Consider pros, cons of choosing community choice aggregation to source local electricity

Published on June 03, 2019 by Kim Riley


Warning: Undefined variable $post_id in /var/www/dailyenergyinsider.com/wp-content/themes/dei/single.php on line 31

Warning: Undefined variable $post_id in /var/www/dailyenergyinsider.com/wp-content/themes/dei/single.php on line 36
© Shutterstock

Community choice aggregation (CCA) is becoming a more widespread method for local areas across America to source electricity, according to the U.S. Department of Energy’s National Renewable Energy Laboratory (NREL), and there are pros and cons to consider in deciding if it’s the right choice.

Under CCA programs, cities and local governments generate or buy electricity most often from renewable energy sources based on the needs of their residents and businesses, according to NREL, which notes that CCAs are a hybrid between municipal utilities and standard investor-owned utilities.

Under a CCA program, the CCA purchases the power, while the investor-owned utility maintains the grid and provides customer service, NREL says.

“The increasing interest of local governments and environmentally conscious groups in clean energy, and the gradual improvement in installed cost of utility-scale solar and wind resources, seem to have combined to spark interest in CCAs,” says Cristin Lyons, partner and energy practice leader in the Raleigh, N.C., office of ScottMadden Inc., a management consulting firm specializing in energy.

However, there are challenges, or risks, involved with CCAs.

For instance, Lyons says that community choice aggregators face traditional contract risks in their procurements, such as counterparty performance, deliverability of resources and commodity price.

Additionally, for communities seeking locally sourced renewable resources, Lyons says there may be insufficient physical resources nearby to meet their local needs.

“We would note that there are factors to consider that may not necessarily be categorized as risks, but as realities,” Lyons says, noting that “exiting aggregators may need to provide some compensation to an incumbent utility for supply contracts or generation resources originally executed or built on their behalf, effectively compensating the utility for reasonable stranded costs.”

“This is also important to avoid cost-shifting to non-CCA customers,” she adds.

Further, the aggregator (or the utility or some other party on its behalf) retains ongoing responsibility for system balancing to ensure reliable service.

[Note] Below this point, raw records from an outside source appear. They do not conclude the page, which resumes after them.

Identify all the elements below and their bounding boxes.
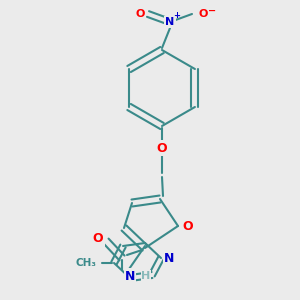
- Text: N: N: [164, 251, 174, 265]
- Text: N: N: [125, 269, 135, 283]
- Text: O: O: [93, 232, 103, 245]
- Text: H: H: [141, 271, 151, 281]
- Text: −: −: [208, 6, 216, 16]
- Text: O: O: [135, 9, 145, 19]
- Text: N: N: [165, 17, 175, 27]
- Text: O: O: [157, 142, 167, 154]
- Text: O: O: [198, 9, 208, 19]
- Text: +: +: [173, 11, 181, 20]
- Text: CH₃: CH₃: [76, 258, 97, 268]
- Text: O: O: [183, 220, 193, 232]
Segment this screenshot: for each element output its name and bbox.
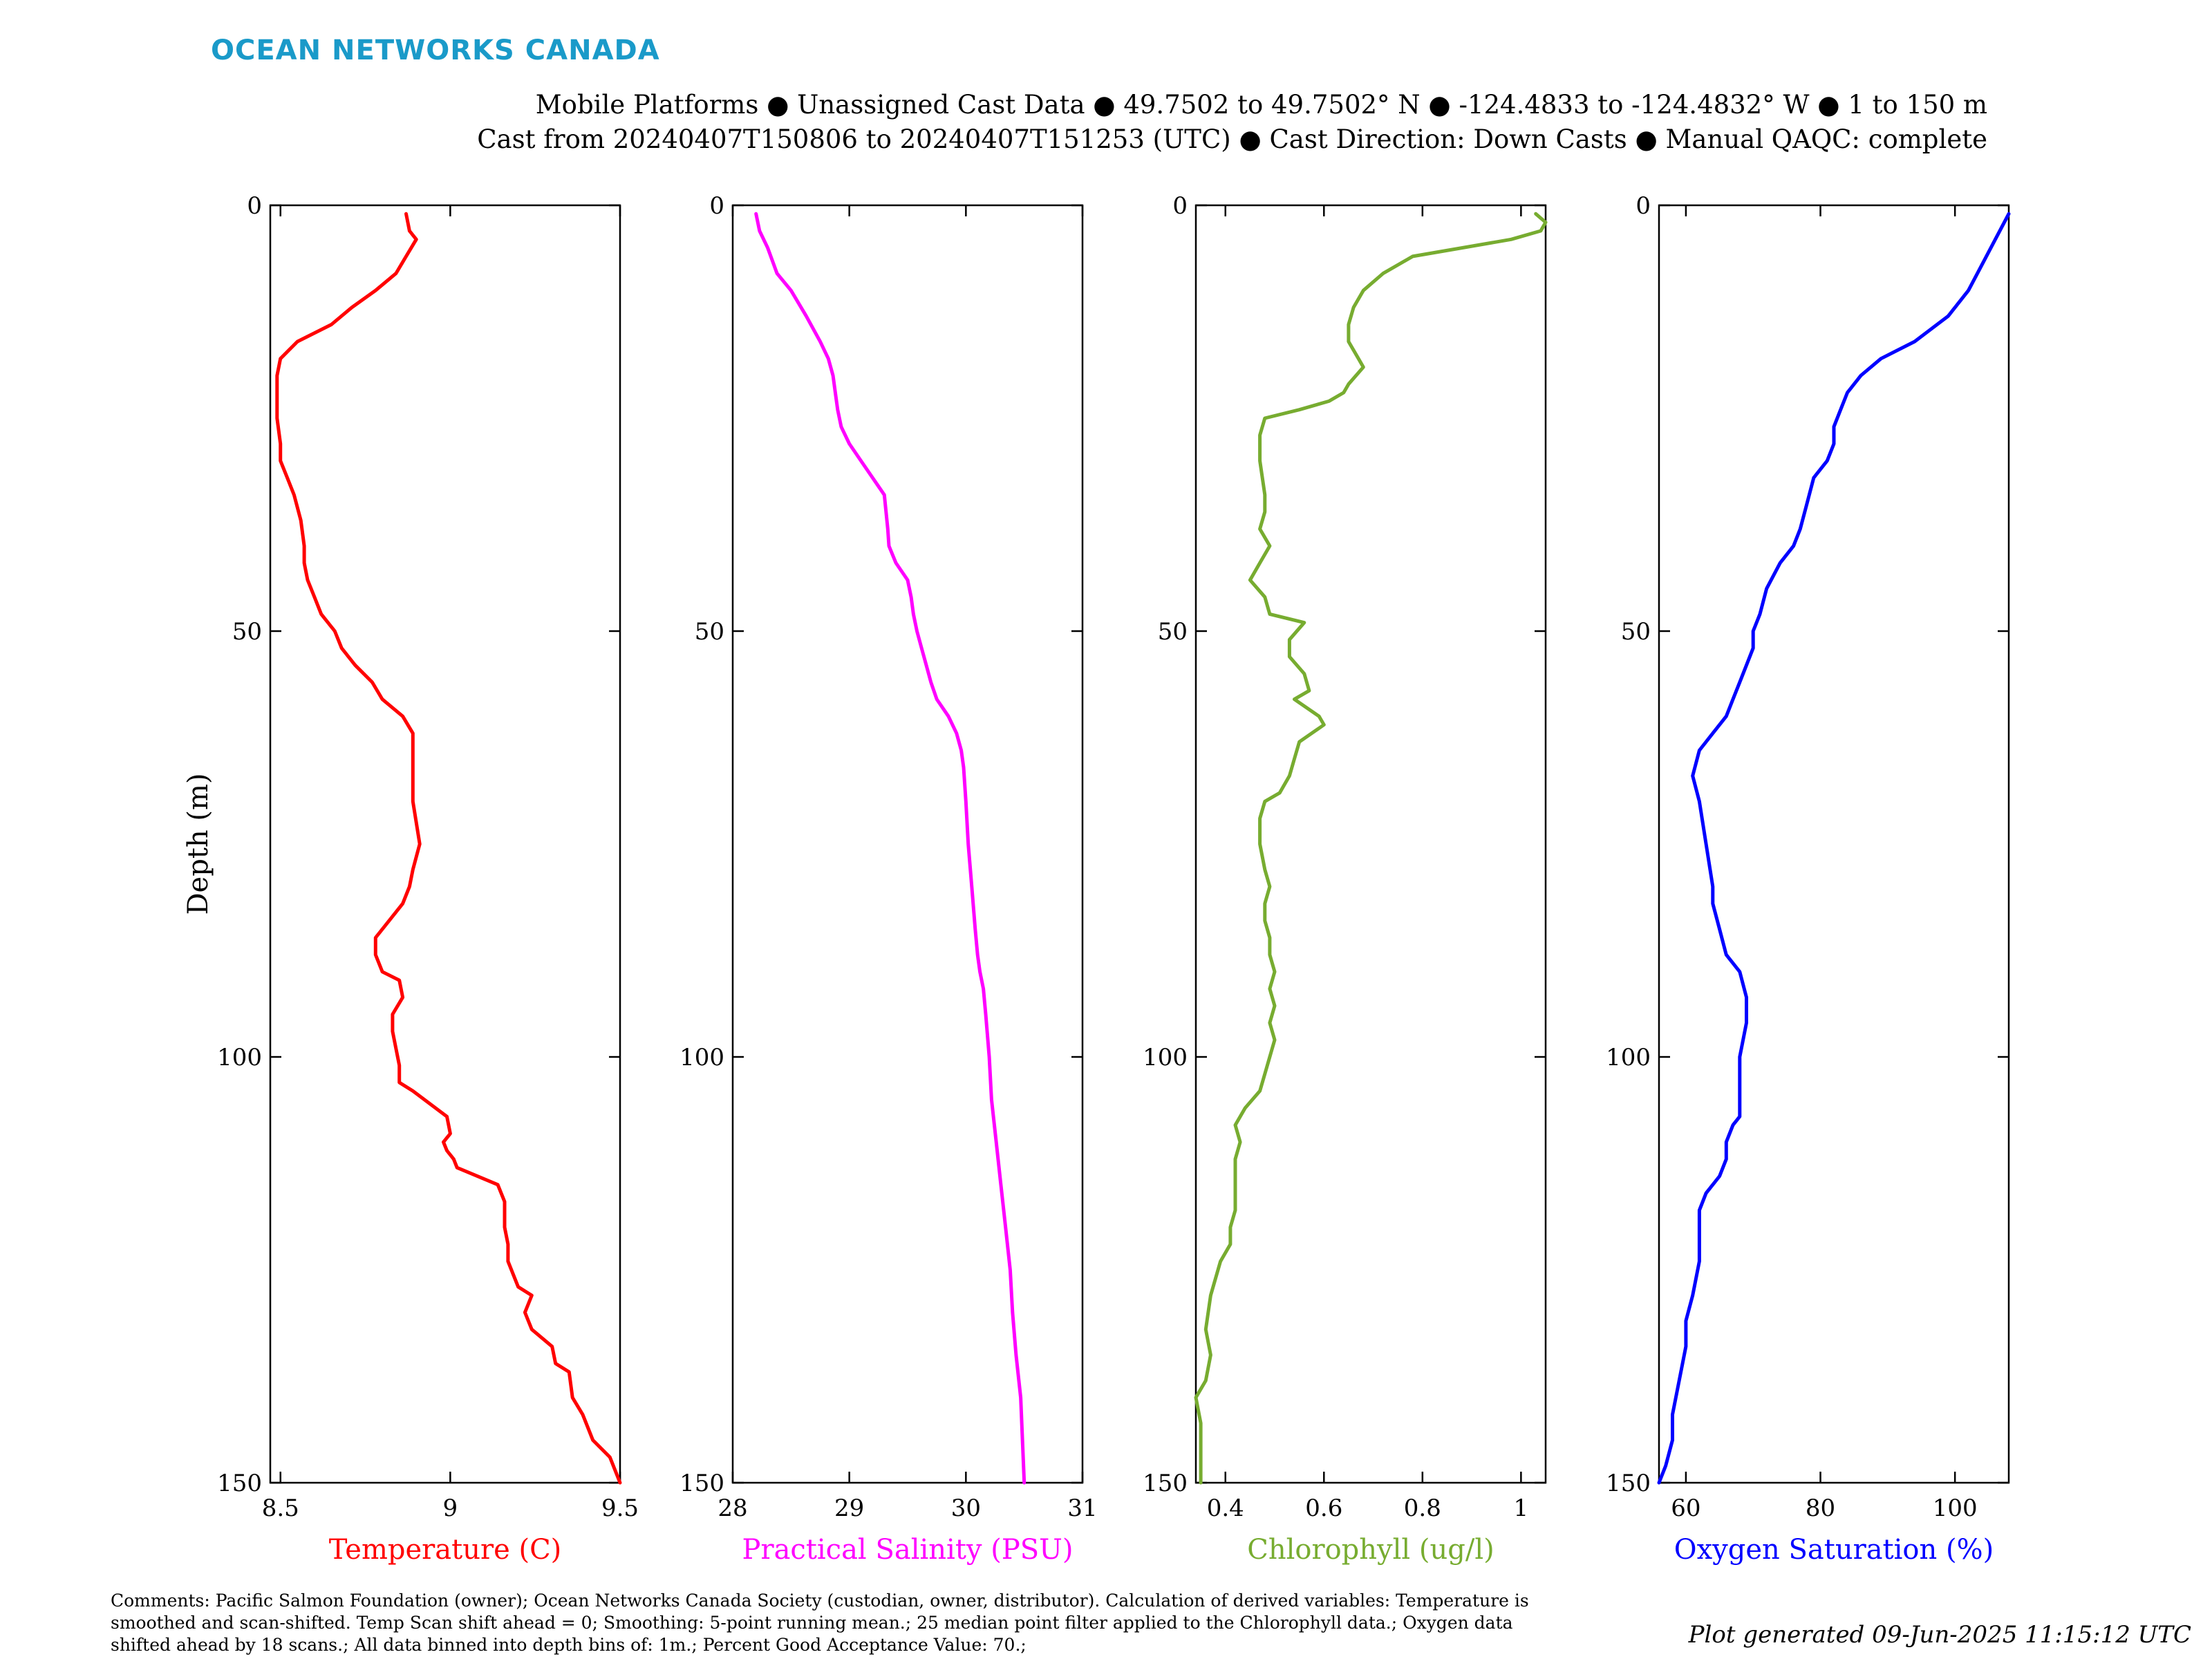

Finally, a CCA does not eliminate the role of the wires company in delivering power and ensuring reliability.

Some of the advantages associated with CCA, according to the U.S. Environmental Protection Agency’s Green Power Partnership (GPP), are a potential reduction in retail electric rates; the capacity to rapidly shift to greener power resources; local control of electricity generation; expanded consumer choices; and the potential to spur local jobs and renewable energy development.

“Advocates tout benefits such as the ability to more closely align energy decisions with policy objectives and citizen objectives, such as procuring renewable resources and implementing energy efficiency programs,” Lyons told Daily Energy Insider.

In some cases, like-minded communities also could band together to improve scale economies, she said, pointing to Cape Light Compact in Massachusetts — the nation’s first CCA — which represents 21 towns on Cape Cod, Martha’s Vineyard, and Dukes County.

“There [also] may be some benefits provided by the aggregator for retail customers who are underserved by competitive retailers,” says Lyons.

In addition to Massachusetts, CCAs currently are authorized in California, Illinois, Ohio, New Jersey, New York, and Rhode Island, according to GPP, and several other states are considering CCAs.

“CCAs are an attractive option for communities that want more local control over their electricity sources, more green power than is offered by the default utility, and/or lower electricity prices,” says GPP.

GPP also points out several challenges, saying CCA implementation is dependent on enabling state legislation and requires successful navigation of a variety of CCA regulations.

EnergySage Inc., an online comparison-shopping marketplace for rooftop solar, energy storage, community solar, and financing supported by the Department of Energy, also notes that CCAs must comply with regulations set in states having renewable energy mandates, just like any utility company generating power.

“However, if there aren’t regulations in the state or local laws about the type of power your government can procure under a CCA, much of the electricity in your CCA may be generated from fossil fuels,” according to the company.

There are also administrative costs, as well as opt-in versus opt-out clauses that may be confusing to consumers, according to GPP.